Marco’s been good to me – he’s worth between 100 and 200 hits on some days. Others – he’s not worth anything like that much – but I’ll take 3-4,000 hits a month for a single picture. The WordPress stats indicate that most people have a look round when they arrive, so it’s worth while. (at least for me).
Thanks for commenting.
I might want to borrow that image
Good discussion here on In Our Time about Marco Polo:
http://www.bbc.co.uk/programmes/b01hxpxh
Due to the nature of my writing, I get some appalling search terms used by random readers who end up at my blog. One of my most popular picture draws is related to the time I caught an unspecified diseases at a public bathhouse in Korea (I should emphasise whilst bathing), which made my scrotal sac swell up. I posted up various pictures of ballbags to illustrate:
http://thesupplanter.wordpress.com/2011/03/10/be-still-my-beating-ballbag/
If any of your readers are interested, here’s a BBC radio broadcast on Marco Polo. http://www.bbc.co.uk/programmes/b01hxpxh.
My school in Guangzhou taught my students about Polo in their history lesson.

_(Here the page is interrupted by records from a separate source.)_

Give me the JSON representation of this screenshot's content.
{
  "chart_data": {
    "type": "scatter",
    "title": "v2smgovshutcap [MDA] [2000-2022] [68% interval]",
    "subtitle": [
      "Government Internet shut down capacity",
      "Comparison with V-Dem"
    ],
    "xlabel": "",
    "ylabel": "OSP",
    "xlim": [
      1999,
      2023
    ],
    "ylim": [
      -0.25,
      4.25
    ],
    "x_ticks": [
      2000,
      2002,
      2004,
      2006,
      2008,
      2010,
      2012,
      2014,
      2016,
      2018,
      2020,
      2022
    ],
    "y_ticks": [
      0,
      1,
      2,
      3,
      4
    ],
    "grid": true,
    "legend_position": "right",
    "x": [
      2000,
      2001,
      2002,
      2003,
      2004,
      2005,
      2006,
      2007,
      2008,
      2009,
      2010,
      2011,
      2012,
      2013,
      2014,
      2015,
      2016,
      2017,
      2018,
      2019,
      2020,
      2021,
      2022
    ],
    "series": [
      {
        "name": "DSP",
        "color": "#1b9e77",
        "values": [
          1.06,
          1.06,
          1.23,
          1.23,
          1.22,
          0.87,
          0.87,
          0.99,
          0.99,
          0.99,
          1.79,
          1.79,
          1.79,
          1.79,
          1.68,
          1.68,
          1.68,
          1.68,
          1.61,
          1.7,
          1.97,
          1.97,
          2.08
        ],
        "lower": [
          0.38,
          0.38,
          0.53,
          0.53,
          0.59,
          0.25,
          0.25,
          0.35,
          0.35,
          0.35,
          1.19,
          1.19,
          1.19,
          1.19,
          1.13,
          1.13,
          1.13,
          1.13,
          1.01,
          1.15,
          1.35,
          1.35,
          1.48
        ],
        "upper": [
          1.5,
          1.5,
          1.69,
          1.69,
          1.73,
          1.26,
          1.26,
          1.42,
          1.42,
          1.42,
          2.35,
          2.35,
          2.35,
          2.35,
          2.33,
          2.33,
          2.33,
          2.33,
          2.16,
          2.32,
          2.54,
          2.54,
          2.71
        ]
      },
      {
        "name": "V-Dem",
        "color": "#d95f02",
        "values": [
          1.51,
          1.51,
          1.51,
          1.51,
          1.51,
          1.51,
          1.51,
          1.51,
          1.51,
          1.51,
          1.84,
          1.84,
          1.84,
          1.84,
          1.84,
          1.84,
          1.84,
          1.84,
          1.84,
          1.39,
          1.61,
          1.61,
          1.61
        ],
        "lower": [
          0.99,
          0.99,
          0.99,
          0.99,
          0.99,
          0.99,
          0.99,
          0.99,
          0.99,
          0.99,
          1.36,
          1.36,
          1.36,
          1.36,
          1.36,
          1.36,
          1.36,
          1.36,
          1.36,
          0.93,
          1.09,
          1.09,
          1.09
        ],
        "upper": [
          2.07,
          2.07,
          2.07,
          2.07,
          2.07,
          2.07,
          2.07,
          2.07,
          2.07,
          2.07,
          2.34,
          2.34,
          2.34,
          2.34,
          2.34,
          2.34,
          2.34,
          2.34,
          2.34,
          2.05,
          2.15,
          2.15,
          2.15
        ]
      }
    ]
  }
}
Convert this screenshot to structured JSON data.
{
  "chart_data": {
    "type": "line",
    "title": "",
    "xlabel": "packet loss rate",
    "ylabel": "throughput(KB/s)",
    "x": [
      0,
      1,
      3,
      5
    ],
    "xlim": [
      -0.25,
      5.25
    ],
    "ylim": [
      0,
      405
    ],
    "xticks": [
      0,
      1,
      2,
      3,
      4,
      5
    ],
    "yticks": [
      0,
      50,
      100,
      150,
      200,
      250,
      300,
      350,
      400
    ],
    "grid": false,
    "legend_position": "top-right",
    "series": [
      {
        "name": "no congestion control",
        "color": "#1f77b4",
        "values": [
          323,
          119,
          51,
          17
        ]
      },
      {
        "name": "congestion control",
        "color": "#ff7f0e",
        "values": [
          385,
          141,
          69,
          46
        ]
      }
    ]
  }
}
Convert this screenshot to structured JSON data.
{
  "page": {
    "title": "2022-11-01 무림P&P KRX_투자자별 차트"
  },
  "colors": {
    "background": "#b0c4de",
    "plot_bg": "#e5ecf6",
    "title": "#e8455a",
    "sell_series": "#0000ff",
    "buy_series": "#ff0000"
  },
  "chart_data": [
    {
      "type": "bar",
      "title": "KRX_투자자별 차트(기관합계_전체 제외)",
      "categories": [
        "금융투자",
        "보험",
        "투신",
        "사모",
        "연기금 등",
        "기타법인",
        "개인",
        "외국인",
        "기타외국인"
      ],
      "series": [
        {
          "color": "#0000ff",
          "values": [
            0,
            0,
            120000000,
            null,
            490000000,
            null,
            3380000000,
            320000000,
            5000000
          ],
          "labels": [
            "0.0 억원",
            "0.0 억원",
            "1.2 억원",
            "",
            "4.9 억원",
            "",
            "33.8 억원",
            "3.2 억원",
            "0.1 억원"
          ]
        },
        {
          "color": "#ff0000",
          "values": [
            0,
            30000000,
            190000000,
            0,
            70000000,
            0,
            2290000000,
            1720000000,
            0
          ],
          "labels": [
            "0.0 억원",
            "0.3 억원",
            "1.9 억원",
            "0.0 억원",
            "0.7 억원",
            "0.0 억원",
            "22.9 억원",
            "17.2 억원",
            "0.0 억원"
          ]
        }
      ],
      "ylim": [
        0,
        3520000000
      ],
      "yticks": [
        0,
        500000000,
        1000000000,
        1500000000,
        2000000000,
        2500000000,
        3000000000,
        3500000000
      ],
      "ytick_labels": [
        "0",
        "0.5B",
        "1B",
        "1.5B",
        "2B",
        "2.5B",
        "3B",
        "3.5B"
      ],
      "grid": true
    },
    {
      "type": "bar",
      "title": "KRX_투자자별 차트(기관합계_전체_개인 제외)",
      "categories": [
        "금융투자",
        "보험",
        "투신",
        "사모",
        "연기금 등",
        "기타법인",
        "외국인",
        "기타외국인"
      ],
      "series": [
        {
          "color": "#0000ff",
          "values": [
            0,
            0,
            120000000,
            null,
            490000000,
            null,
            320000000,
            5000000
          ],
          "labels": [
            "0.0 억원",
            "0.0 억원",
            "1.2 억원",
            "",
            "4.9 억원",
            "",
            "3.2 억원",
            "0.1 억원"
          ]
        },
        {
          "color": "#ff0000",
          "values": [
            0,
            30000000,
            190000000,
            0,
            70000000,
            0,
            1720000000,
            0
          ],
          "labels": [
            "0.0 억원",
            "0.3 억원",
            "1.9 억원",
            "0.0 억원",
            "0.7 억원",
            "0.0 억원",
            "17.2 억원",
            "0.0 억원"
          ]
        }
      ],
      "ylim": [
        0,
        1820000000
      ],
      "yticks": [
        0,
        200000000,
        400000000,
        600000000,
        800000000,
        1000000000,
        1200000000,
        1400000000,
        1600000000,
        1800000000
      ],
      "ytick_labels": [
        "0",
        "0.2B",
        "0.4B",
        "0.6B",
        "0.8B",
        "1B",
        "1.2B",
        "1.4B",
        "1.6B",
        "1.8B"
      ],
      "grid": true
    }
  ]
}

They spent weeks perfecting a lay about him. Then afterwards I asked the students what they thought about whether Polo made up much of his travel tales. They had no idea! The main reason to teach about Polo is to raise this historical issue as a way to teach students about history and how it’s substantiated. Instead the new international standard of glossing over a topic and focusing on stagecraft or arts and crafts was met.
I’m totally at your blog because of that picture – making timeline cards for my homeschool next year. We won’t be spending a lot of time on him, but I’m sure my third grader will be pleased to know he made up a bunch of the stories. Though hopefully it won’t give him any ideas.
marco polo traveled to asia!!!!
marco polo traveled to asia but when he keeper traveling the people didn’t like it so they had a contest who ever made a passage way to asia they would be rich$$$$$$$$$$$
Reblogged this on Zac Charlesworth Pages.